The coming of King David

As Republicans scent the prospect of a one-term president, their gear-up for 2012 intensifies. So far, there are three names in the hat and the Rasmussen poll has just done some testing in Iowa. Mitt Romney beat Sarah Palin 52-37 and that folksy evangelical Mike Huckabee beat her 55-35.

Sadly, they did not poll on the name that is getting both parties excited: General Petraeus—or as he’s known to his enemies in the Pentagon, “King David.” The New Republic has called him the new Eisenhower. The New York Times reports that he’s the one potential rival who worries the White House. And the Republican establishment, in the shape of former Senate leader Bill Frist and McCain adviser Mark McKinnon, are saying nervously that he won’t run. That’s a bit much coming from McKinnon, since it was the success of the Petraeus surge in Iraq that revived the McCain campaign from the almost dead.

On the left, there are alarmist mutterings about a generals’ putsch. These are based on the claim that Petraeus, Afghan commander General Stanley McChrystal and the former army vice chief of staff Jack Keane have tried to bounce Obama into swallowing McChrystal’s leaked report asking for another 40,000 troops.

Colonel Lawrence Wilkerson, aide to Colin Powell when he was secretary of state, said: “We had this happen one time before, with Douglas MacArthur.” (General MacArthur was sacked by President Truman during the Korean war because he wanted to invade and/or nuke China). No leftist, Wilkerson also likens the pressure on Obama to the time the military tried to get Kennedy to invade Cuba during the 1962 missile crisis. “It took a lot of courage on Kennedy’s part to defy the Pentagon, defy the military—and do the right thing.”

If nothing else, the fuss has added to the list of known expletives. When national security adviser Jim Jones went to Kabul in June, he warned the generals that if they asked for more troops, the president would have “a whisky-tango-foxtrot moment”: Pentagonese for what the fuck.

Could hillary run in 2012?

It’s not only Republicans who are hearing the siren call of 2012. If Obama is that badly wounded, Hillary Clinton may have her last shot at the White House. That’s the paranoid thinking around the office of White House politico David Axelrod, whose aides are trying to explain why she hailed as “unprecedented” Israel’s offer to restrain new settlements in the West Bank.

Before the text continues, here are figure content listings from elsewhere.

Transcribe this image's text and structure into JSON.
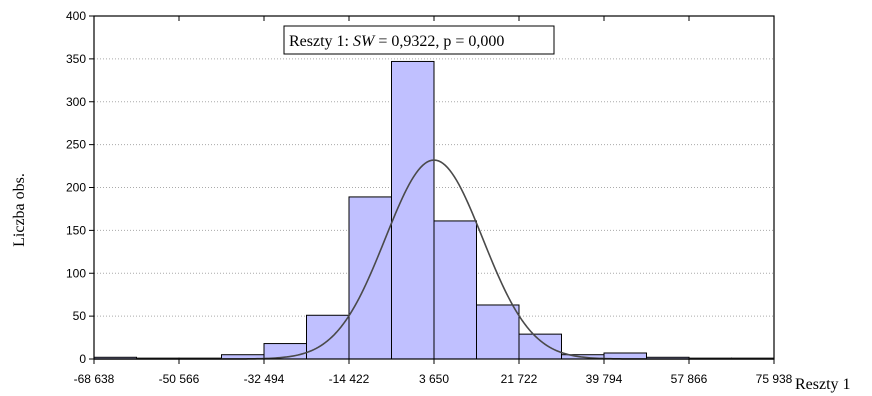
{
  "chart_data": {
    "type": "bar",
    "xlabel": "Reszty 1",
    "ylabel": "Liczba obs.",
    "ylim": [
      0,
      400
    ],
    "yticks": [
      0,
      50,
      100,
      150,
      200,
      250,
      300,
      350,
      400
    ],
    "xticks": [
      -68638,
      -50566,
      -32494,
      -14422,
      3650,
      21722,
      39794,
      57866,
      75938
    ],
    "xtick_labels": [
      "-68 638",
      "-50 566",
      "-32 494",
      "-14 422",
      "3 650",
      "21 722",
      "39 794",
      "57 866",
      "75 938"
    ],
    "xlim": [
      -68638,
      75938
    ],
    "bin_width": 9036,
    "bin_start": -68638,
    "values": [
      2,
      1,
      1,
      5,
      18,
      51,
      189,
      347,
      161,
      63,
      29,
      5,
      7,
      2,
      1,
      1
    ],
    "grid": "horizontal dotted",
    "annotation": {
      "series": "Reszty 1",
      "stat_name": "SW",
      "stat_value": "0,9322",
      "p_text": "p = 0,000"
    },
    "fit_curve": {
      "type": "normal",
      "mean": 3650,
      "peak": 232
    }
  }
}
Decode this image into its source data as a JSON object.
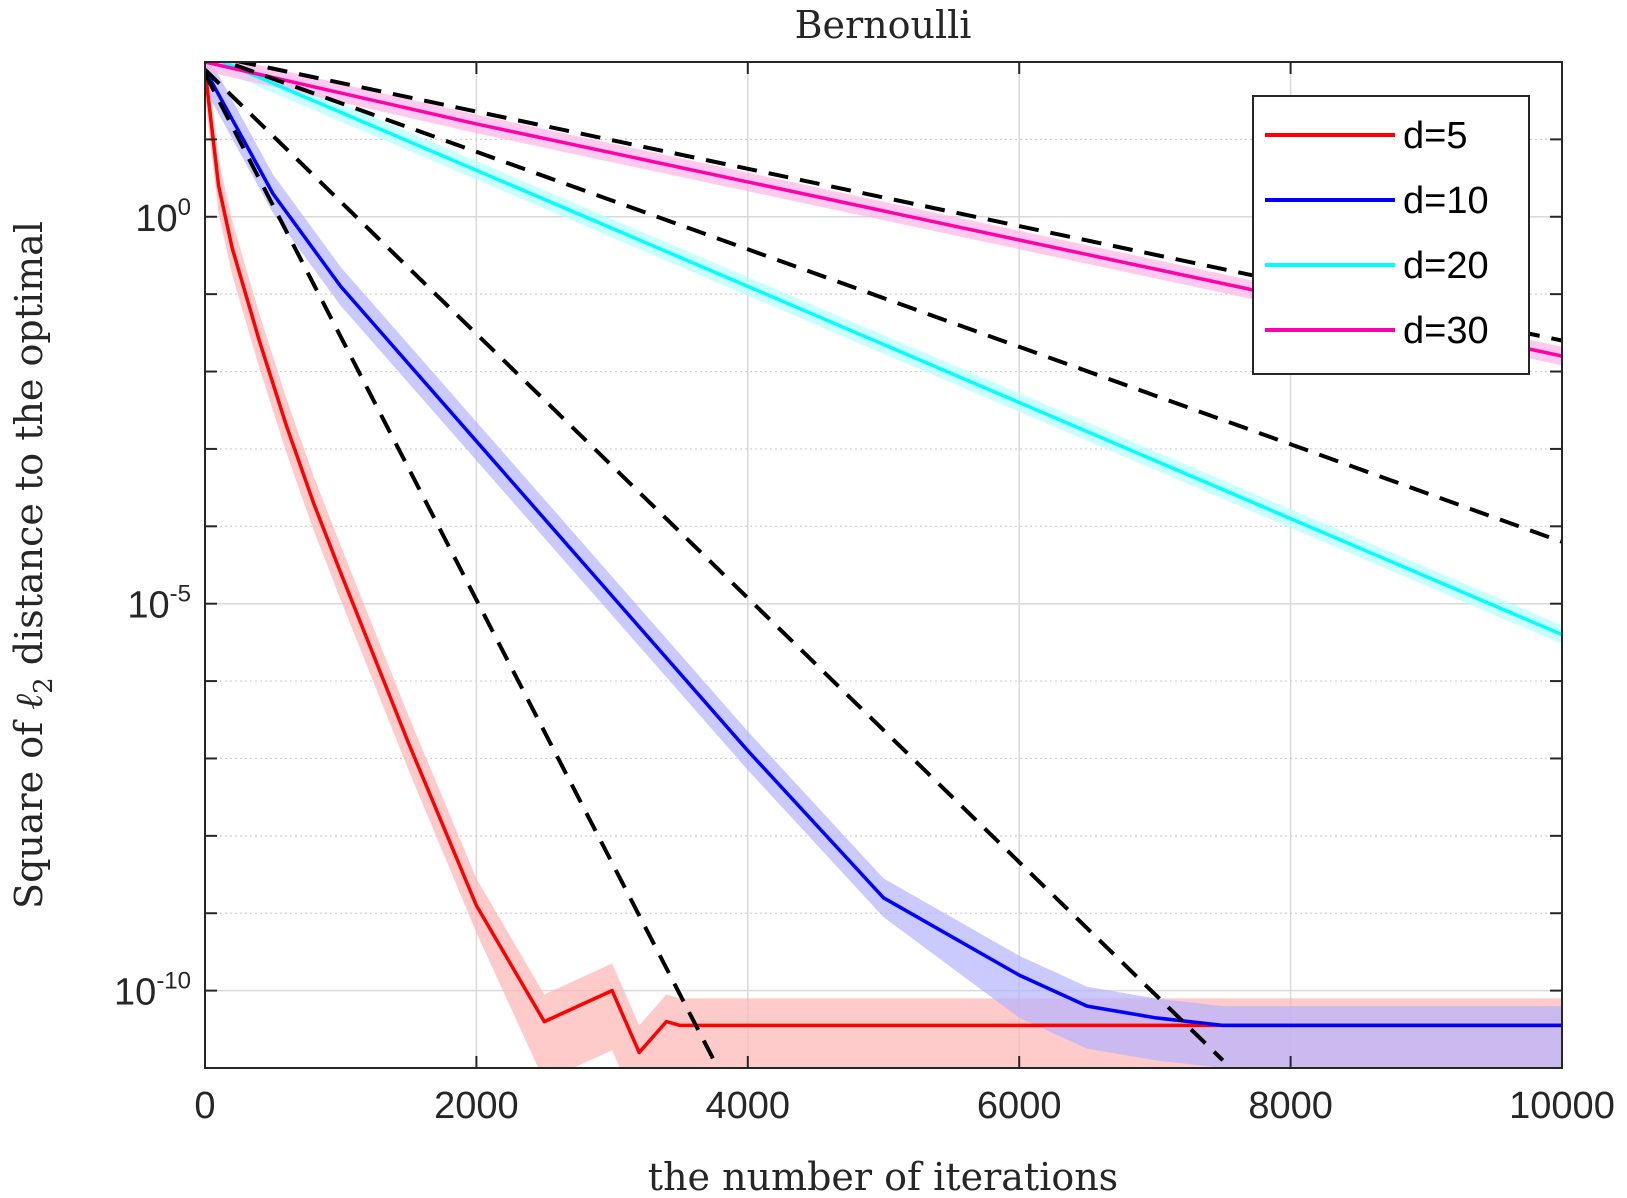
{
  "chart_data": {
    "type": "line",
    "title": "Bernoulli",
    "xlabel": "the number of iterations",
    "ylabel_parts": [
      "Square of ",
      "ℓ",
      "2",
      " distance to the optimal"
    ],
    "yscale": "log",
    "xlim": [
      0,
      10000
    ],
    "ylim_exponent": [
      -11,
      2
    ],
    "xticks": [
      0,
      2000,
      4000,
      6000,
      8000,
      10000
    ],
    "xtick_labels": [
      "0",
      "2000",
      "4000",
      "6000",
      "8000",
      "10000"
    ],
    "yticks": [
      {
        "base": "10",
        "exp": "0",
        "value_exponent": 0
      },
      {
        "base": "10",
        "exp": "-5",
        "value_exponent": -5
      },
      {
        "base": "10",
        "exp": "-10",
        "value_exponent": -10
      }
    ],
    "grid": true,
    "legend_location": "top-right",
    "series": [
      {
        "name": "d=5",
        "color": "#ff0000",
        "band_color": "#ffb3b3",
        "x": [
          0,
          100,
          200,
          400,
          600,
          800,
          1000,
          1500,
          2000,
          2500,
          3000,
          3200,
          3400,
          3500,
          3600,
          4000,
          5000,
          6000,
          7000,
          8000,
          9000,
          10000
        ],
        "y_exponent": [
          1.9,
          0.4,
          -0.4,
          -1.6,
          -2.7,
          -3.7,
          -4.6,
          -6.8,
          -8.9,
          -10.4,
          -10.0,
          -10.8,
          -10.4,
          -10.45,
          -10.45,
          -10.45,
          -10.45,
          -10.45,
          -10.45,
          -10.45,
          -10.45,
          -10.45
        ]
      },
      {
        "name": "d=10",
        "color": "#0000ff",
        "band_color": "#b3b3ff",
        "x": [
          0,
          500,
          1000,
          2000,
          3000,
          4000,
          5000,
          6000,
          6500,
          7000,
          7500,
          8000,
          9000,
          10000
        ],
        "y_exponent": [
          1.9,
          0.3,
          -0.9,
          -2.9,
          -4.9,
          -6.9,
          -8.8,
          -9.8,
          -10.2,
          -10.35,
          -10.45,
          -10.45,
          -10.45,
          -10.45
        ]
      },
      {
        "name": "d=20",
        "color": "#00ffff",
        "band_color": "#b3ffff",
        "x": [
          0,
          2000,
          4000,
          6000,
          8000,
          10000
        ],
        "y_exponent": [
          2.1,
          0.6,
          -0.9,
          -2.4,
          -3.9,
          -5.4
        ]
      },
      {
        "name": "d=30",
        "color": "#ff00aa",
        "band_color": "#ffb3e6",
        "x": [
          0,
          2000,
          4000,
          6000,
          8000,
          10000
        ],
        "y_exponent": [
          2.0,
          1.2,
          0.45,
          -0.3,
          -1.05,
          -1.8
        ]
      }
    ],
    "bounds": [
      {
        "color": "#000000",
        "dash": "dashed",
        "x": [
          0,
          3750
        ],
        "y_exponent": [
          1.85,
          -10.9
        ]
      },
      {
        "color": "#000000",
        "dash": "dashed",
        "x": [
          0,
          7500
        ],
        "y_exponent": [
          1.9,
          -10.9
        ]
      },
      {
        "color": "#000000",
        "dash": "dashed",
        "x": [
          0,
          10000
        ],
        "y_exponent": [
          2.1,
          -4.2
        ]
      },
      {
        "color": "#000000",
        "dash": "dashed",
        "x": [
          0,
          10000
        ],
        "y_exponent": [
          2.1,
          -1.6
        ]
      }
    ],
    "legend_entries": [
      "d=5",
      "d=10",
      "d=20",
      "d=30"
    ]
  }
}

If Clinton were to break with Obama and run against him in the primaries, she would need a point of principle. Accusing him of betraying Israel might fit the bill. Axelrod’s office lost little time in forcing her to backtrack and say that Netanyahu’s offer “falls far short” of US expectations.

But the Dems may not want to dump Obama. Yale political scientist David Mayhew has run the numbers and found that an incumbent in the White House tends to win re-election two times out of three. When the presidency is open, the party that was in power wins only half the time.

Our man in washington

Our man in Washington, Nigel Sheinwald, is so deeply Europhile that he is sometimes mistaken for the ambassador from Europe. His previous jobs include permanent representative to the EU in Brussels and Europe director in the foreign office. Naturally, he is finding it hard to explain where the Conservatives now stand on the EU. Washington has gathered that they won’t have Gordon Brown to kick around for much longer but they are baffled by Cameron and Hague (“sounds like a suspiciously cheap brand of scotch,” sniffs one senior White House staffer). Could they possibly be as anti-European as they sound? The timing is unfortunate, just as Americans are getting used to the EU and hoping it might help balance China.

Despite trying manfully in the best diplomatic tradition, Sheinwald can’t put his heart into explaining Tory policy. And his old chums keep passing through. Recently he threw a bash for Paul Adamson, publisher of the pro-EU magazine E!Sharp, who revealed that it was dreamt up over drinks in the den of co-founder Nigel.